Ele conta que, nos primeiros 10 dias em que ficou parado, conseguiu usufruir da estrutura de um posto de parada, com acesso gratuito ao banheiro e comida a um custo baixo. Mas depois disso, com o acúmulo de veículos, os custos se elevaram, porque o dono do local decidiu cobrar pelo banho e os alimentos se tornaram mais caros. Diante desse cenário, ele foi para outro posto, onde passou uma noite e uma manhã. Depois, foi para o acostamento da rodovia:
— Não tinha estrutura nenhuma. Simplesmente, estávamos dividindo a comida com os outros colegas. Até passava alguém para vender alguma coisa, mas sempre um preço alto. Não tinha condições de banho. Não tinha nem como eles colocarem um banheiro químico. Hoje, faz 15 dias que estou por aí.

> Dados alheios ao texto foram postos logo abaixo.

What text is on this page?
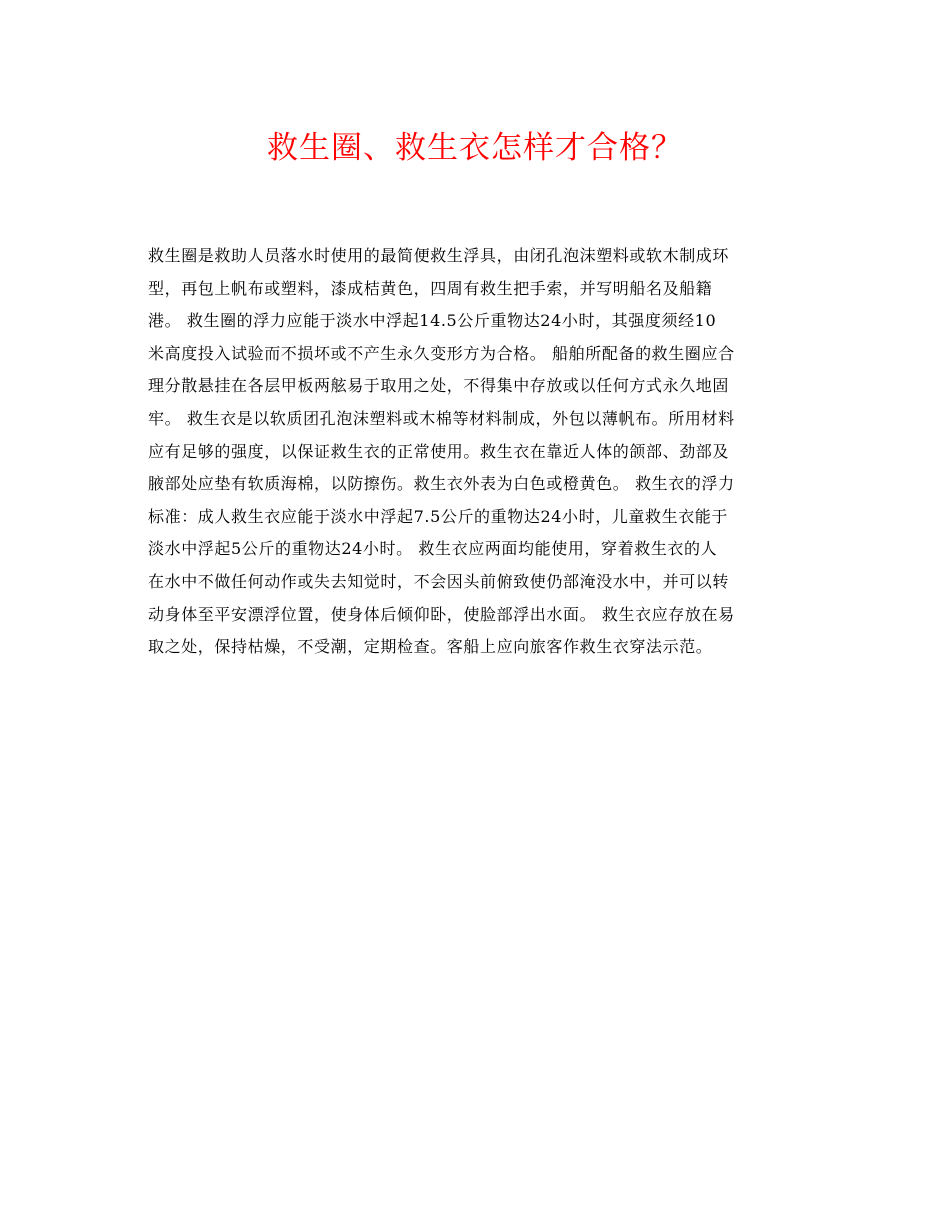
救生圈、救生衣怎样才合格？
救生圈是救助人员落水时使用的最简便救生浮具，由闭孔泡沫塑料或软木制成环
型，再包上帆布或塑料，漆成桔黄色，四周有救生把手索，并写明船名及船籍
港。 救生圈的浮力应能于淡水中浮起14.5公斤重物达24小时，其强度须经10
米高度投入试验而不损坏或不产生永久变形方为合格。 船舶所配备的救生圈应合
理分散悬挂在各层甲板两舷易于取用之处，不得集中存放或以任何方式永久地固
牢。 救生衣是以软质团孔泡沫塑料或木棉等材料制成，外包以薄帆布。所用材料
应有足够的强度，以保证救生衣的正常使用。救生衣在靠近人体的颌部、劲部及
腋部处应垫有软质海棉，以防擦伤。救生衣外表为白色或橙黄色。 救生衣的浮力
标准：成人救生衣应能于淡水中浮起7.5公斤的重物达24小时，儿童救生衣能于
淡水中浮起5公斤的重物达24小时。 救生衣应两面均能使用，穿着救生衣的人
在水中不做任何动作或失去知觉时，不会因头前俯致使仍部淹没水中，并可以转
动身体至平安漂浮位置，使身体后倾仰卧，使脸部浮出水面。 救生衣应存放在易
取之处，保持枯燥，不受潮，定期检查。客船上应向旅客作救生衣穿法示范。
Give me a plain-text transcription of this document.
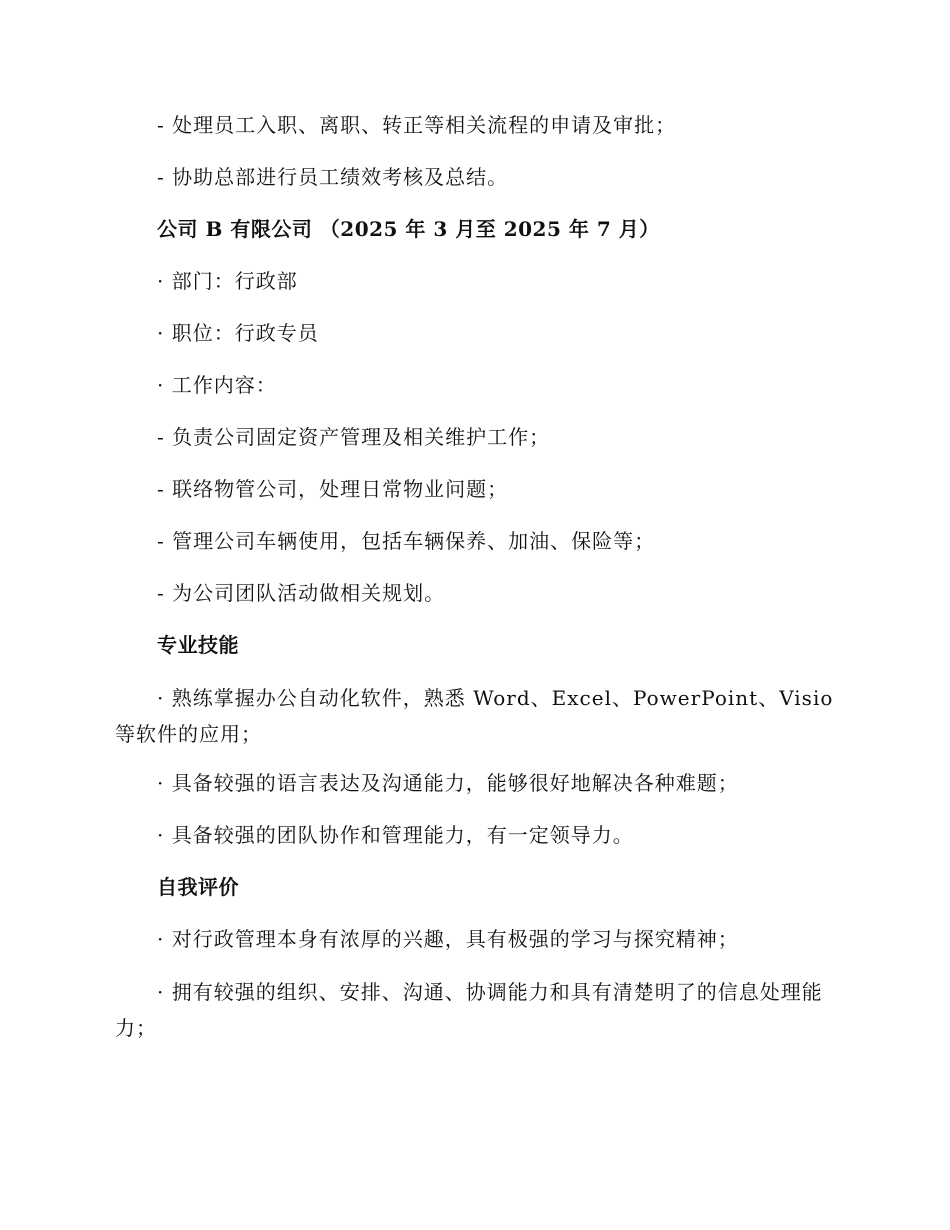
- 处理员工入职、离职、转正等相关流程的申请及审批；

- 协助总部进行员工绩效考核及总结。

公司 B 有限公司 （2025 年 3 月至 2025 年 7 月）

· 部门：行政部

· 职位：行政专员

· 工作内容：

- 负责公司固定资产管理及相关维护工作；

- 联络物管公司，处理日常物业问题；

- 管理公司车辆使用，包括车辆保养、加油、保险等；

- 为公司团队活动做相关规划。

专业技能

· 熟练掌握办公自动化软件，熟悉 Word、Excel、PowerPoint、Visio 等软件的应用；

· 具备较强的语言表达及沟通能力，能够很好地解决各种难题；

· 具备较强的团队协作和管理能力，有一定领导力。

自我评价

· 对行政管理本身有浓厚的兴趣，具有极强的学习与探究精神；

· 拥有较强的组织、安排、沟通、协调能力和具有清楚明了的信息处理能力；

Nesta sexta à tarde, ele conseguiu a ficha 935 para ser atendido na aduana. Por volta das 18h, o número mais recente chamado era próximo ao 350. Com isso, estima que terá a documentação examinada no início da manhã de sábado. Até chegar ao destino, terá de passar ainda por outras duas aduanas. A expectativa dele é fazer a descarga na terça ou quarta-feira da semana que vem.